In this age of anti-vaxxer disinformation, Trump’s Big Lie, and QAnon conspiracies, it is still surprising that a recent Fairleigh Dickinson University poll found that nearly 4 in 10 Americans actually believe there is a War on Christmas. "Trump made this his centerpiece claim in the 2020 campaign, and in 2018, he declared victory on the war on Christmas," said Dan Cassino, executive director of the FDU Poll. "This is the highest we've ever seen it. The big shift is due in part by Trump supporters."
Last week, a mentally disturbed man set fire to the Fox News Christmas tree. The perpetrator was immediately caught, and the fire was put out.

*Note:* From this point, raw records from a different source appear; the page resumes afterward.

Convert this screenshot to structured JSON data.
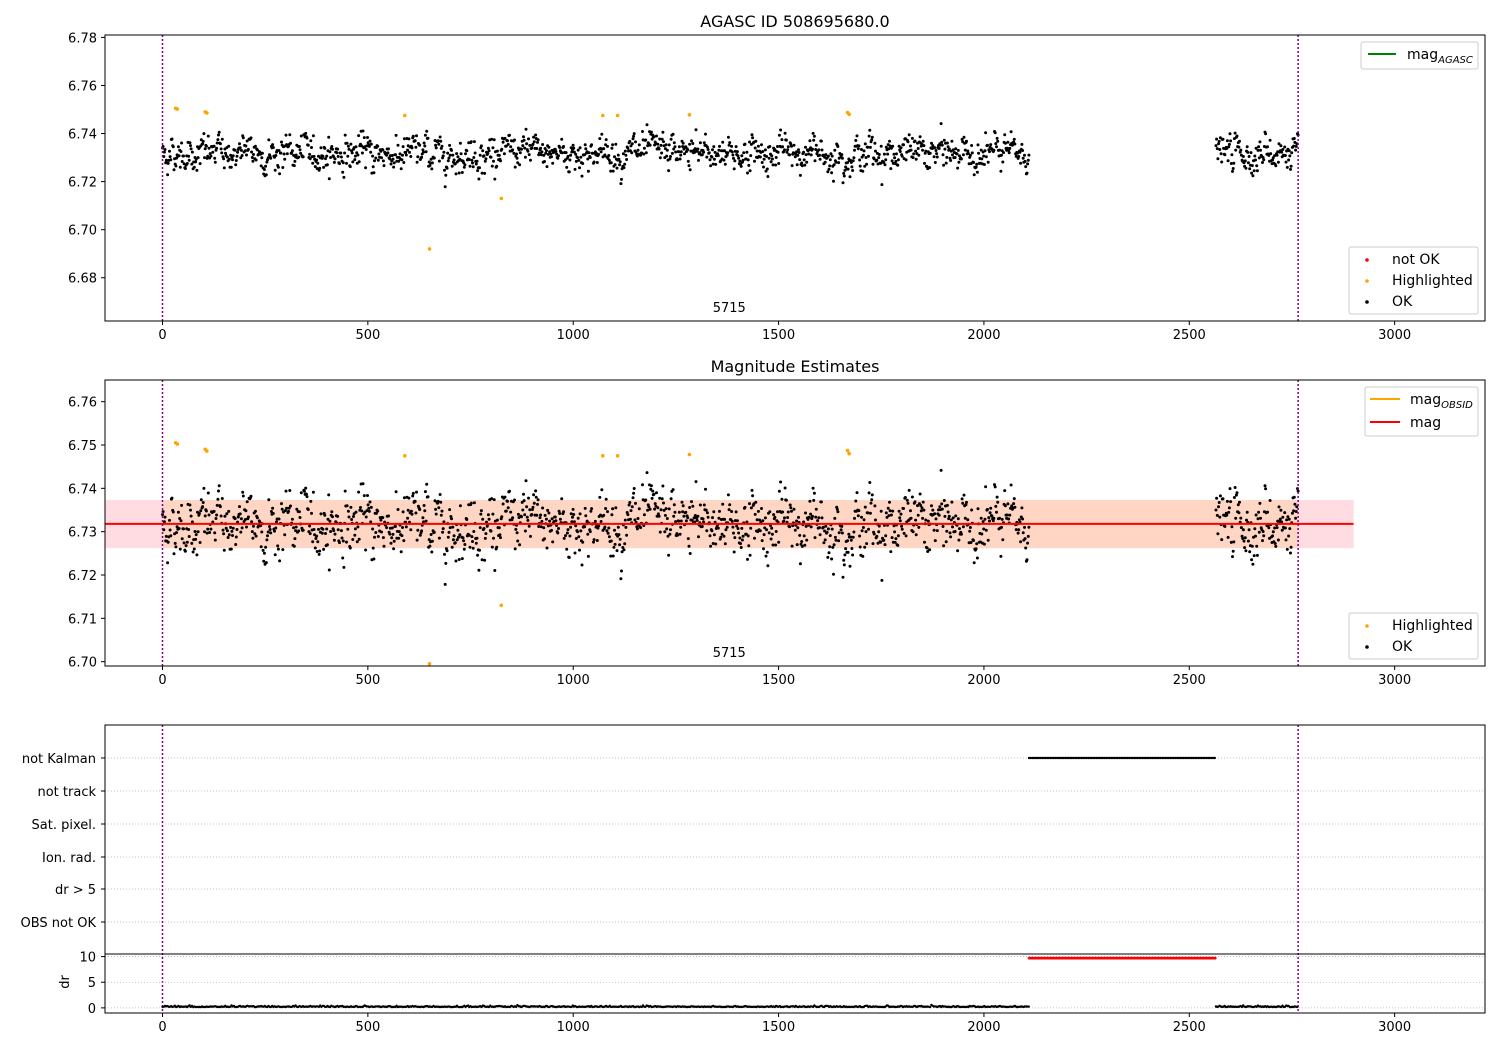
{
  "chart_data": [
    {
      "type": "scatter",
      "title": "AGASC ID 508695680.0",
      "xlabel": "",
      "ylabel": "",
      "xlim": [
        -140,
        3220
      ],
      "ylim": [
        6.662,
        6.781
      ],
      "xticks": [
        0,
        500,
        1000,
        1500,
        2000,
        2500,
        3000
      ],
      "yticks": [
        6.68,
        6.7,
        6.72,
        6.74,
        6.76,
        6.78
      ],
      "ytick_labels": [
        "6.68",
        "6.70",
        "6.72",
        "6.74",
        "6.76",
        "6.78"
      ],
      "vlines": [
        0,
        2765
      ],
      "obsid_label": {
        "text": "5715",
        "x": 1380
      },
      "line_legend": [
        {
          "label": "mag",
          "subscript": "AGASC",
          "color": "#008000"
        }
      ],
      "marker_legend": [
        {
          "label": "not OK",
          "color": "#ff0000"
        },
        {
          "label": "Highlighted",
          "color": "#ffa500"
        },
        {
          "label": "OK",
          "color": "#000000"
        }
      ],
      "legend_placement": "top-right and bottom-right",
      "ok_series": {
        "segments": [
          [
            0,
            2110
          ],
          [
            2565,
            2765
          ]
        ],
        "mean": 6.7318,
        "noise_sd": 0.005
      },
      "highlighted_points": [
        {
          "x": 32,
          "y": 6.7505
        },
        {
          "x": 36,
          "y": 6.7502
        },
        {
          "x": 104,
          "y": 6.749
        },
        {
          "x": 108,
          "y": 6.7486
        },
        {
          "x": 590,
          "y": 6.7475
        },
        {
          "x": 650,
          "y": 6.692
        },
        {
          "x": 825,
          "y": 6.713
        },
        {
          "x": 1072,
          "y": 6.7475
        },
        {
          "x": 1108,
          "y": 6.7475
        },
        {
          "x": 1283,
          "y": 6.7478
        },
        {
          "x": 1668,
          "y": 6.7487
        },
        {
          "x": 1672,
          "y": 6.748
        }
      ]
    },
    {
      "type": "scatter",
      "title": "Magnitude Estimates",
      "xlabel": "",
      "ylabel": "",
      "xlim": [
        -140,
        3220
      ],
      "ylim": [
        6.699,
        6.765
      ],
      "xticks": [
        0,
        500,
        1000,
        1500,
        2000,
        2500,
        3000
      ],
      "yticks": [
        6.7,
        6.71,
        6.72,
        6.73,
        6.74,
        6.75,
        6.76
      ],
      "ytick_labels": [
        "6.70",
        "6.71",
        "6.72",
        "6.73",
        "6.74",
        "6.75",
        "6.76"
      ],
      "vlines": [
        0,
        2765
      ],
      "obsid_label": {
        "text": "5715",
        "x": 1380
      },
      "mag": 6.7318,
      "mag_band": {
        "x": [
          -140,
          2900
        ],
        "y": [
          6.7262,
          6.7373
        ],
        "color": "#ffc0cb"
      },
      "mag_obsid_band": {
        "x": [
          0,
          2765
        ],
        "y": [
          6.7262,
          6.7373
        ],
        "color": "#ffd5bd"
      },
      "line_legend": [
        {
          "label": "mag",
          "subscript": "OBSID",
          "color": "#ffa500"
        },
        {
          "label": "mag",
          "subscript": "",
          "color": "#ff0000"
        }
      ],
      "marker_legend": [
        {
          "label": "Highlighted",
          "color": "#ffa500"
        },
        {
          "label": "OK",
          "color": "#000000"
        }
      ],
      "highlighted_points": [
        {
          "x": 32,
          "y": 6.7505
        },
        {
          "x": 36,
          "y": 6.7502
        },
        {
          "x": 104,
          "y": 6.749
        },
        {
          "x": 108,
          "y": 6.7486
        },
        {
          "x": 590,
          "y": 6.7475
        },
        {
          "x": 650,
          "y": 6.6995
        },
        {
          "x": 825,
          "y": 6.713
        },
        {
          "x": 1072,
          "y": 6.7475
        },
        {
          "x": 1108,
          "y": 6.7475
        },
        {
          "x": 1283,
          "y": 6.7478
        },
        {
          "x": 1668,
          "y": 6.7487
        },
        {
          "x": 1672,
          "y": 6.748
        }
      ]
    },
    {
      "type": "scatter",
      "title": "",
      "xlim": [
        -140,
        3220
      ],
      "xticks": [
        0,
        500,
        1000,
        1500,
        2000,
        2500,
        3000
      ],
      "vlines": [
        0,
        2765
      ],
      "flag_rows": [
        "not Kalman",
        "not track",
        "Sat. pixel.",
        "Ion. rad.",
        "dr > 5",
        "OBS not OK"
      ],
      "flags": [
        {
          "row": "not Kalman",
          "x_range": [
            2110,
            2565
          ]
        }
      ],
      "dr_panel": {
        "ylabel": "dr",
        "ylim": [
          -1,
          10.5
        ],
        "yticks": [
          0,
          5,
          10
        ],
        "ytick_labels": [
          "0",
          "5",
          "10"
        ],
        "segments": [
          [
            0,
            2110
          ],
          [
            2565,
            2765
          ]
        ],
        "baseline": 0.15,
        "not_ok": {
          "x_range": [
            2110,
            2565
          ],
          "y": 9.7,
          "color": "#ff0000"
        }
      }
    }
  ]
}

The fire led to Fox News’ Tucker Carlson declaring that “Torching Christmas trees,” Tucker Carlson said, “is an attack on Christianity.”

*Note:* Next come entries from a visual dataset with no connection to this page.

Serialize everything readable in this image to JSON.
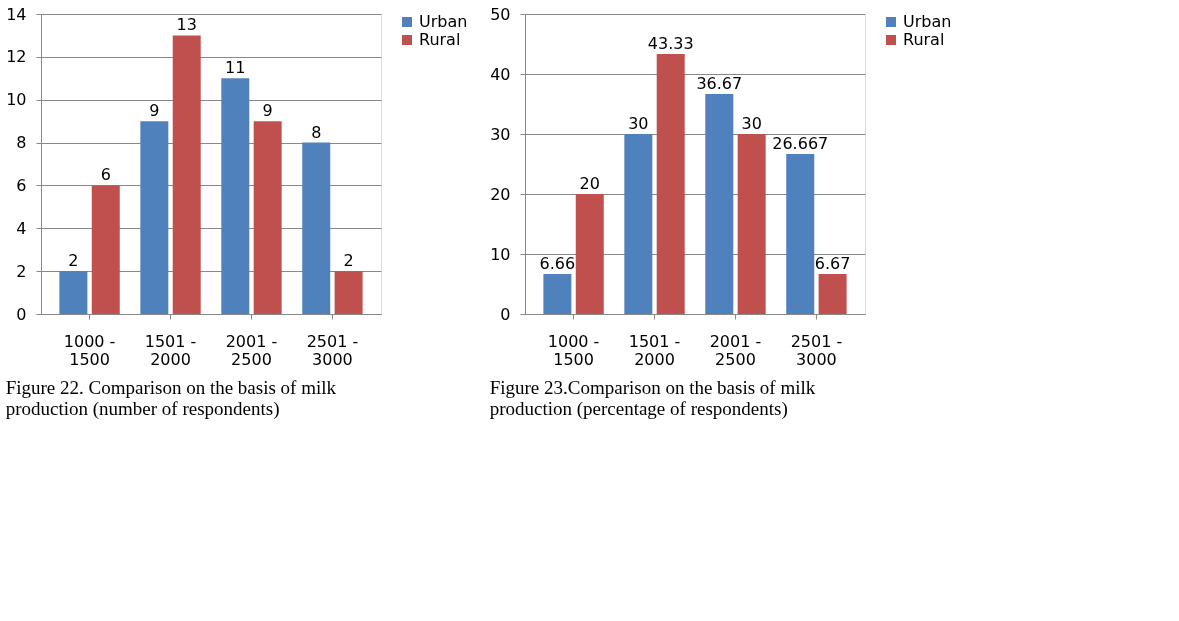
{
  "chart_data": [
    {
      "type": "bar",
      "categories": [
        "1000 - 1500",
        "1501 - 2000",
        "2001 - 2500",
        "2501 - 3000"
      ],
      "series": [
        {
          "name": "Urban",
          "color": "#4f81bd",
          "values": [
            2,
            9,
            11,
            8
          ]
        },
        {
          "name": "Rural",
          "color": "#c0504d",
          "values": [
            6,
            13,
            9,
            2
          ]
        }
      ],
      "ylim": [
        0,
        14
      ],
      "yticks": [
        0,
        2,
        4,
        6,
        8,
        10,
        12,
        14
      ],
      "grid": "y",
      "legend": "right",
      "data_labels": true,
      "annotations": [
        "Figure 22. Comparison on the basis of milk production (number of respondents)"
      ]
    },
    {
      "type": "bar",
      "categories": [
        "1000 - 1500",
        "1501 - 2000",
        "2001 - 2500",
        "2501 - 3000"
      ],
      "series": [
        {
          "name": "Urban",
          "color": "#4f81bd",
          "values": [
            6.66,
            30,
            36.67,
            26.667
          ]
        },
        {
          "name": "Rural",
          "color": "#c0504d",
          "values": [
            20,
            43.33,
            30,
            6.67
          ]
        }
      ],
      "ylim": [
        0,
        50
      ],
      "yticks": [
        0,
        10,
        20,
        30,
        40,
        50
      ],
      "grid": "y",
      "legend": "top right",
      "data_labels": true,
      "annotations": [
        "Figure 23.Comparison on the basis of milk production (percentage of respondents)"
      ]
    }
  ]
}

As New York magazine’s Jonathan Chait wrote: “Having deemed the attack a ‘hate crime,’ [Carlson] proceeded to reveal a shocking fact: The Biden Justice Department has no statistics to tabulate the number of Christmas-tree burnings that occur in the United States. ‘The DOJ can tell you precisely how many Qurans were burned in the United States last year, but they don’t keep track of Christmas trees,’ he complained. ‘Why is that? Well, because they could care less.’”

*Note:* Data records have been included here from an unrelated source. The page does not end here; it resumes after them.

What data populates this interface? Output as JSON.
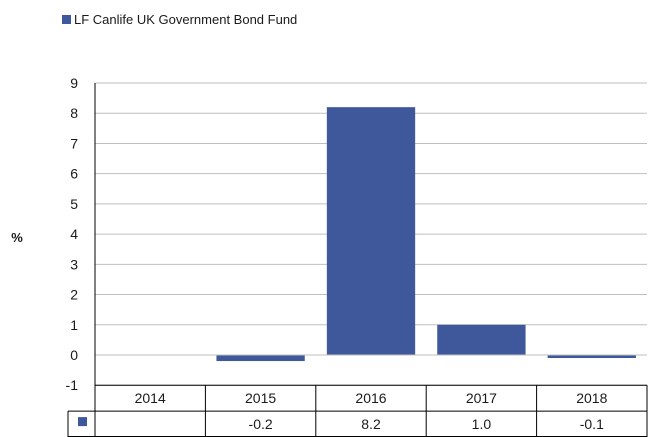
{
  "chart_data": {
    "type": "bar",
    "title": "",
    "xlabel": "",
    "ylabel": "%",
    "categories": [
      "2014",
      "2015",
      "2016",
      "2017",
      "2018"
    ],
    "series": [
      {
        "name": "LF Canlife UK Government Bond Fund",
        "values": [
          null,
          -0.2,
          8.2,
          1.0,
          -0.1
        ],
        "value_labels": [
          "",
          "-0.2",
          "8.2",
          "1.0",
          "-0.1"
        ],
        "color": "#3F579B"
      }
    ],
    "ylim": [
      -1,
      9
    ],
    "yticks": [
      "-1",
      "0",
      "1",
      "2",
      "3",
      "4",
      "5",
      "6",
      "7",
      "8",
      "9"
    ],
    "grid": true,
    "legend_position": "top-left",
    "data_table": true
  }
}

Think the War on Christmas ended when Bill O’Reilly, the disgraced former Fox News Channel host, declared victory in 2016? Think it ended when former President Donald Trump told Americans that it was now safe again to say Merry Christmas? Think again!
As Chait reported, “The lawyer and self-styled intellectual Hugh Hewitt earnestly told Trump in an interview this week that he had been ‘the best president for Christmas. He saved Christmas,’ prompting Trump to repeat his boast that he had indeed preserved the holiday from extinction (‘You know, when I was running, 2016, Christmas was, like, you couldn’t say the word,’ he said. ‘I said the word. And I said we’re going to bring back Christmas, and we’re going to be saying ‘Christmas’”).
In addition to Christmas tree fire-lighters, folks at the Fox News Channel have found other villains in their annual re-play of the “War on Christmas”: President Joe Biden’s sloppy handling of the supply chain; and Dr. Anthony Fauci, whose warning about Christmas gatherings has brought down the network’s hammer.
“Now that we’ve left Afghanistan, the War on Christmas is the longest-running war in American history,” The Bulwark’s Jim Swift recently wrote. “Though a war, technically, needs two sides,” he added, “and this one is really only being fought by social conservatives searching for an enemy.” While I thoroughly enjoy Swift’s lede, it’s not quite accurate, in that an actual war on Christmas – not the myth we’ve been dealing with for almost two decades -- began with the arrival of the Puritans in the 17th century.
As The Daily Mississippian’s Hal Fox recently explained: The modern “war on Christmas is the idea that atheist liberals, Muslims, the political and financial elite and (depending on whom you ask) the devil himself are all conspiring to make the United States a nation of anti-Christians by tearing down references to Christ in government buildings and coffee cups alike.”
The war on Christmas, however, goes back centuries, although its most fervid battles have occurred over the past fifteen to twenty years.
[For a brief history of the War on Christmas, from the Puritans to Henry Ford, from the John Birch Society to Jerry Falwell, from Fox News to the American Family Association, from Bill O’Reilly to Donald Trump, see “A Brief History of the War on Christmas” @ https://www.dailykos.com/stories/2021/12/7/2068014/-A-Brief-History-of-the-War-on-Christmas.]
“The war on Christmas is a central example of how divided our culture has become,” Fairleigh Dickinson University Cassino said. “Republicans and Democrats are living in two different worlds, seeing different threats, so it’s no surprise they have trouble agreeing on just about anything.”